Sim, quando se usa autômato finito é preciso adaptar o estilo do código para que ele encaixe no modelo. O grosso do seu código vai estar associado às transições de forma fragmentada; não vai mais ser executado "de cima para baixo". Como cada pedaço de código vai reagir a uma mudança de estado, que por sua vez vai ser causada por um evento, a estrutura do código lembra programação assíncrona, tipo Node.js, que muitos estranham e alguns nunca se acostumam.
O autômato finito também é um modelo bastante limitado, o que por exemplo nos obrigou a criar estados intermediários para tratar timeout e impressão de forma segura.
Não raro o autômato finito começa a ficar muito complexo, com muitos estados e muitíssimas transições possíveis, e o espaguete está de volta. Uma solução é adotar múltiplos autômatos finitos, com ou sem relação hierárquica entre eles. Por exemplo, no caso do quiosque poderíamos ter três autômatos, um principal e dois acessórios:
Na proposta acima, os dois autômatos subordinados possuem um estado terminal, em que eles "morrem", devolvendo o controle ao autômato-mestre. Aqueles estados "imprimiu" e "timeout" não foram mais necessários.
Para o autômato finito, o mundo ideal é: um evento, uma transição, nem mais nem menos. É difícil modelar transições que dependam de múltiplas condições independentes. Por exemplo, uma bomba que exija o pressionamento de três botões (A, B, C) em qualquer ordem, sem repetição. Modelá-la como um autômato finito fica bem confuso:
No caso do "meu" autômato finito, a variável "cargo" poderia ser usada como memória das teclas já pressionadas. Mas o fato é que não ficou legal. A rede de Petri seria a ferramenta correta aqui.

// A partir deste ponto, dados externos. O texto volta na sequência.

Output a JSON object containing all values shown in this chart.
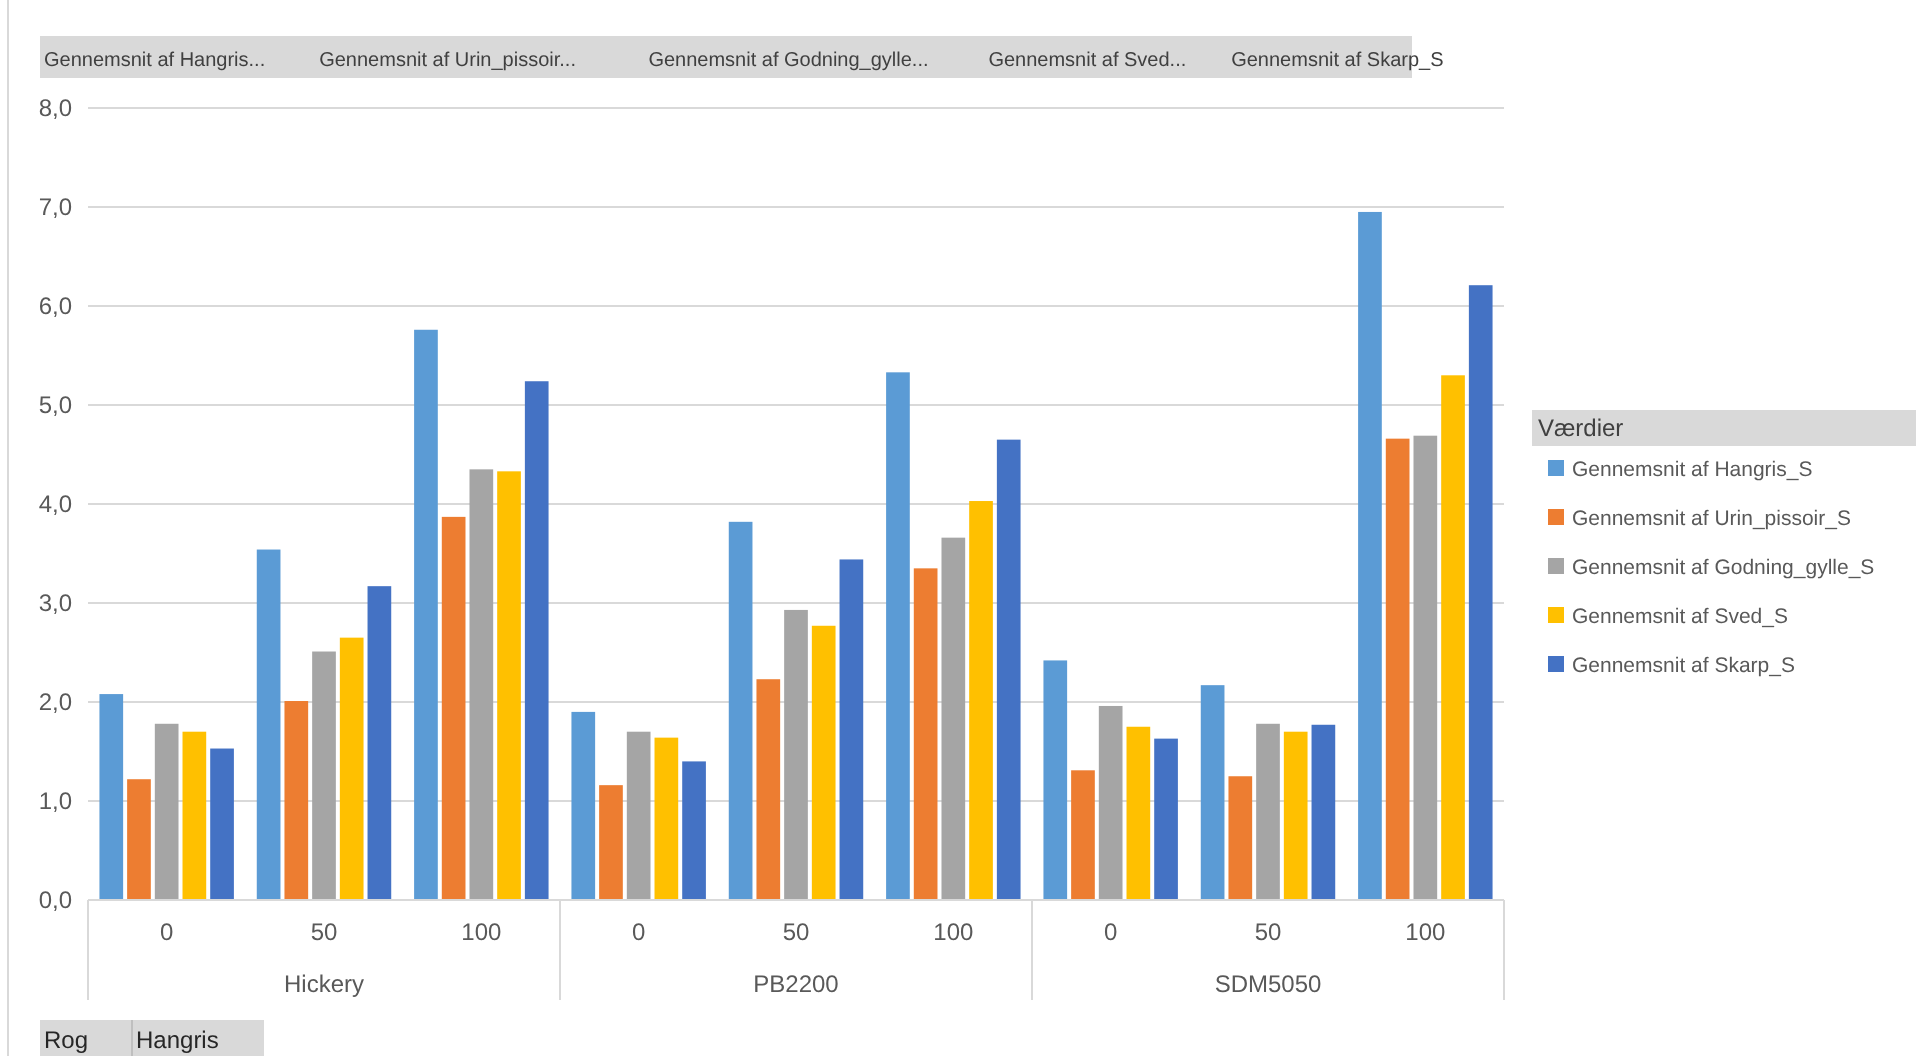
{
  "chart_data": {
    "type": "bar",
    "categories": [
      "0",
      "50",
      "100",
      "0",
      "50",
      "100",
      "0",
      "50",
      "100"
    ],
    "series": [
      {
        "name": "Gennemsnit af Hangris_S",
        "color": "#5b9bd5",
        "values": [
          2.08,
          3.54,
          5.76,
          1.9,
          3.82,
          5.33,
          2.42,
          2.17,
          6.95
        ]
      },
      {
        "name": "Gennemsnit af Urin_pissoir_S",
        "color": "#ed7d31",
        "values": [
          1.22,
          2.01,
          3.87,
          1.16,
          2.23,
          3.35,
          1.31,
          1.25,
          4.66
        ]
      },
      {
        "name": "Gennemsnit af Godning_gylle_S",
        "color": "#a5a5a5",
        "values": [
          1.78,
          2.51,
          4.35,
          1.7,
          2.93,
          3.66,
          1.96,
          1.78,
          4.69
        ]
      },
      {
        "name": "Gennemsnit af Sved_S",
        "color": "#ffc000",
        "values": [
          1.7,
          2.65,
          4.33,
          1.64,
          2.77,
          4.03,
          1.75,
          1.7,
          5.3
        ]
      },
      {
        "name": "Gennemsnit af Skarp_S",
        "color": "#4472c4",
        "values": [
          1.53,
          3.17,
          5.24,
          1.4,
          3.44,
          4.65,
          1.63,
          1.77,
          6.21
        ]
      }
    ],
    "ylim": [
      0,
      8
    ],
    "yticks": [
      {
        "value": 0,
        "label": "0,0"
      },
      {
        "value": 1,
        "label": "1,0"
      },
      {
        "value": 2,
        "label": "2,0"
      },
      {
        "value": 3,
        "label": "3,0"
      },
      {
        "value": 4,
        "label": "4,0"
      },
      {
        "value": 5,
        "label": "5,0"
      },
      {
        "value": 6,
        "label": "6,0"
      },
      {
        "value": 7,
        "label": "7,0"
      },
      {
        "value": 8,
        "label": "8,0"
      }
    ],
    "grid": "y",
    "legend": "right",
    "legend_title": "Værdier",
    "annotations": [
      "Gennemsnit af Hangris...",
      "Gennemsnit af Urin_pissoir...",
      "Gennemsnit af Godning_gylle...",
      "Gennemsnit af Sved...",
      "Gennemsnit af Skarp_S",
      "Hickery",
      "PB2200",
      "SDM5050",
      "Rog",
      "Hangris"
    ]
  }
}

Parte da atratividade de ferramentas novas como React e Vue.js é derivada das vantagens da máquina de estados, em particular quando se faz uso dos respectivos gerenciadores de estado da aplicação, Redux e Vuex.

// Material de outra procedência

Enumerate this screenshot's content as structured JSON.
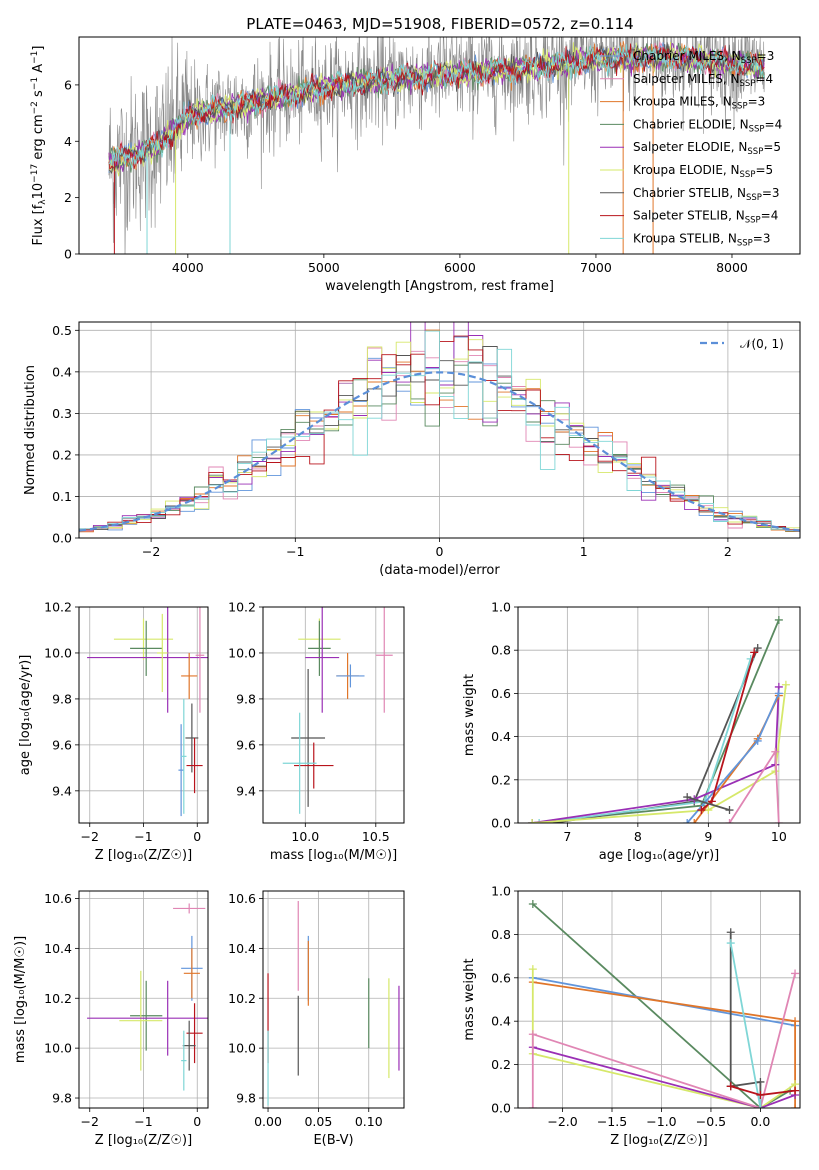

Das máquinas de estado teóricas, o autômato finito é o mais "burro". A única "memória" dele é o próprio estado. Muitos sistemas são complexos demais para ele. A Rede de Petri é um tipo mais poderoso, bastante popular entre estudiosos de protocolos de rede. O autômato mais poderoso é a Máquina de Turing, a que equivale todo computador de uso geral.
Uma expressão regular pode ser convertida em autômato finito e vice-versa. As limitações de um também se aplicam ao outro. Por exemplo, é quase impossível testar (com precisão) se um e-mail é válido usando apenas uma expressão regular, e é igualmente inadequado tentar fazê-lo com um autômato finito.
Uma outra grande utilidade de especificar uma máquina de estado usando autômato finito ou rede de Petri é a verificação mecânica: e.g. detectar estados e/ou transições que nunca são usados, que cheiram a bug.